それから数日、シンイチローがいろんなヤツに話を聞いてくれた。どうやら、セイカの両親はあの事件がきっかけで夫婦仲が悪くなったらしく(というか、事件が起こる前から少しずつ関係は悪化していたらしい)、今年の春に離婚して二人ともここを出ていったのだという。それを聞いたオレは、アイツの親がどこに行ったのかシンイチローに問い詰めた。


「そんなの知ってどうすんだよ」
「決まってんだろ、ぶん殴りに行くんだよ!」


なんだよそれ、なんでそんな風になるんだよ。アイツは絶対帰って来るって言ったのに。その目印である家が、帰ってくる場所であるはずの家族がなくなっちまうなんて、そんなの可笑しいだろ。なら、アイツはどうなるんだよ。アイツの帰る場所がここじゃなくなったら。

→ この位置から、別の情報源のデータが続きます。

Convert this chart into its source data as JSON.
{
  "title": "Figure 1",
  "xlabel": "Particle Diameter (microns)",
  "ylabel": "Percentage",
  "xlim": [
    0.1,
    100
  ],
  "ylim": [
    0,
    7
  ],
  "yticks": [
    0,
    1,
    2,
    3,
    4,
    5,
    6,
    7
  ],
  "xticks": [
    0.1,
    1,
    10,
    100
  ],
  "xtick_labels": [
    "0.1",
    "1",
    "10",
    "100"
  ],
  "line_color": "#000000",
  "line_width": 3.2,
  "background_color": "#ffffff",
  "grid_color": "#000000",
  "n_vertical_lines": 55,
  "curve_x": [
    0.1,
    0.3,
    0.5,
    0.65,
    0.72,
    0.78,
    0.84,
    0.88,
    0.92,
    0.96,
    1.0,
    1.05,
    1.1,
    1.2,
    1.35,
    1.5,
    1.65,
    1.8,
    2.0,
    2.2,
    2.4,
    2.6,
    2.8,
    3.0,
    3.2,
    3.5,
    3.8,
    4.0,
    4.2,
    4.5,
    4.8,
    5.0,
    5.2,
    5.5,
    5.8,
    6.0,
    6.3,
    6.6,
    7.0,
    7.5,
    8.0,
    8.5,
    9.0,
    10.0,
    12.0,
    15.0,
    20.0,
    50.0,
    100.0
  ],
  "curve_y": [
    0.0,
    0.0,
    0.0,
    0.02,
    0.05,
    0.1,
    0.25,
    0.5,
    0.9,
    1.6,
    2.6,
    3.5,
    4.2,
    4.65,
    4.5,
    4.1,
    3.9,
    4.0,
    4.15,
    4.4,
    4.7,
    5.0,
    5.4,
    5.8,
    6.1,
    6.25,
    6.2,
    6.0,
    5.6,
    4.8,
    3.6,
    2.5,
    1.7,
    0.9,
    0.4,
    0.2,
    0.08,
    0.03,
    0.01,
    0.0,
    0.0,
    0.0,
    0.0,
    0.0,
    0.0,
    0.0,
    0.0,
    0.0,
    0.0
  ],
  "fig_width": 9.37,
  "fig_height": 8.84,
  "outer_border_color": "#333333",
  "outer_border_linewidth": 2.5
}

「家族もねぇ、家もねぇ、ならアイツはどこに帰ってくればいいんだよ!!」
「万次郎」
「家族も家もなくなっちまったら、もうアイツ、ここに帰ってきてくれなくなっちゃうじゃん………!」
「何言ってんだ。お前がいるだろ、万次郎」
「はあ?」
「ここでお前が待ってる。それはセイカちゃんだってきっと分かってくれてると思うぞ」
「………なんでシンイチローがそんなこと分かるんだよ」
セイカちゃんが約束したのはお前だからだよ、万次郎」
「オレ?」
「だってそうだろ? セイカちゃんは最後に、お前に言ったんだ。絶対に帰ってくるって」
「………」
「なら、お前が待ってればいい」


もちろん、お前がここを離れなくちゃいけないときは、オレが帰ってきたセイカちゃんにきちんと万次郎が待ってることを伝えておいてやるからな。そう言って、シンイチローはぐしゃぐしゃとオレの頭を撫でた。涙脆くてビビリで情けない男だけど、こういうところは素直にかっこいいなって思う。本人に言うとチョーシ乗るから絶対に言わないけど。

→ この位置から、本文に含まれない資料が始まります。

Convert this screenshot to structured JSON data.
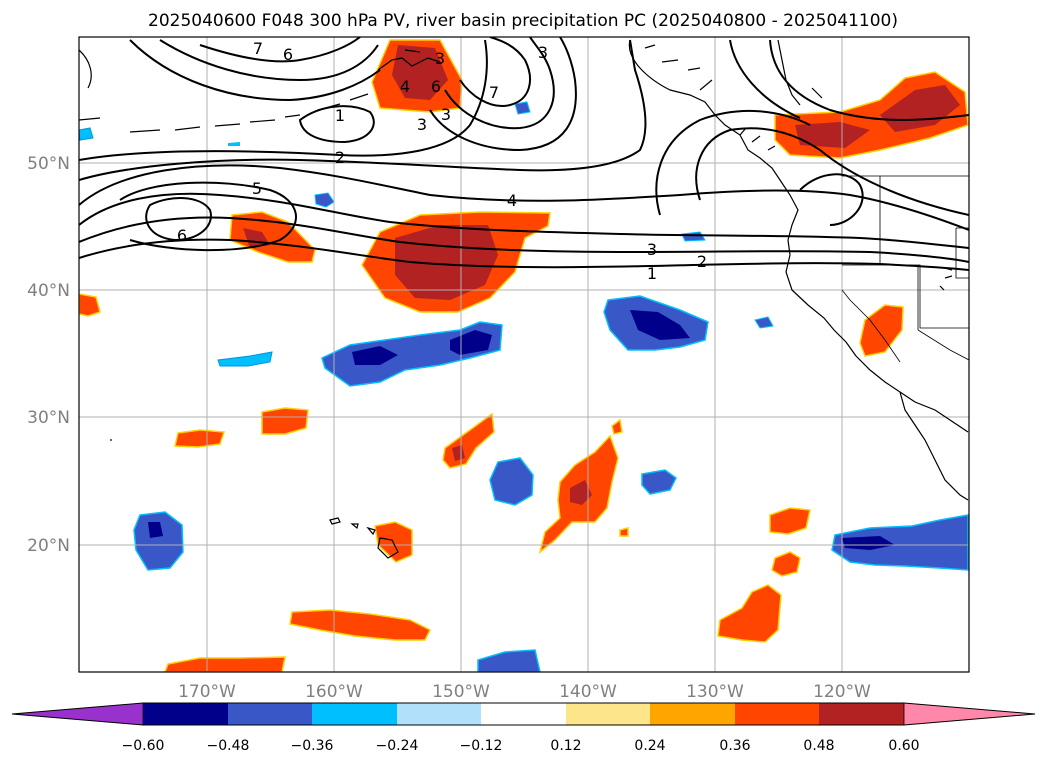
{
  "title": "2025040600 F048 300 hPa PV, river basin precipitation PC (2025040800 - 2025041100)",
  "lon_labels": [
    "170°W",
    "160°W",
    "150°W",
    "140°W",
    "130°W",
    "120°W"
  ],
  "lat_labels": [
    "50°N",
    "40°N",
    "30°N",
    "20°N"
  ],
  "contour_labels": [
    "7",
    "6",
    "1",
    "2",
    "5",
    "6",
    "4",
    "3",
    "2",
    "1",
    "3",
    "4",
    "6",
    "3",
    "3",
    "7",
    "3"
  ],
  "colorbar": {
    "ticks": [
      "−0.60",
      "−0.48",
      "−0.36",
      "−0.24",
      "−0.12",
      "0.12",
      "0.24",
      "0.36",
      "0.48",
      "0.60"
    ],
    "colors": [
      "#9932cc",
      "#00008b",
      "#3a57c8",
      "#00bfff",
      "#b0e0fa",
      "#ffffff",
      "#fde68a",
      "#ffa500",
      "#ff4500",
      "#b22222",
      "#ff88aa"
    ]
  }
}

「………うん。オレ、ずっと待ってる。アイツのこと、ずっと待ってる」
「おう、そうしろ」
「んで、帰ってきたら一発殴る」
「女の子に拳は止めとけ」


そんな風に笑って、励ましてもらって。絶対にアイツを待っててやると、半ば意地みたいな覚悟を決めて。


それから6年。
アイツはまだ帰ってきていない。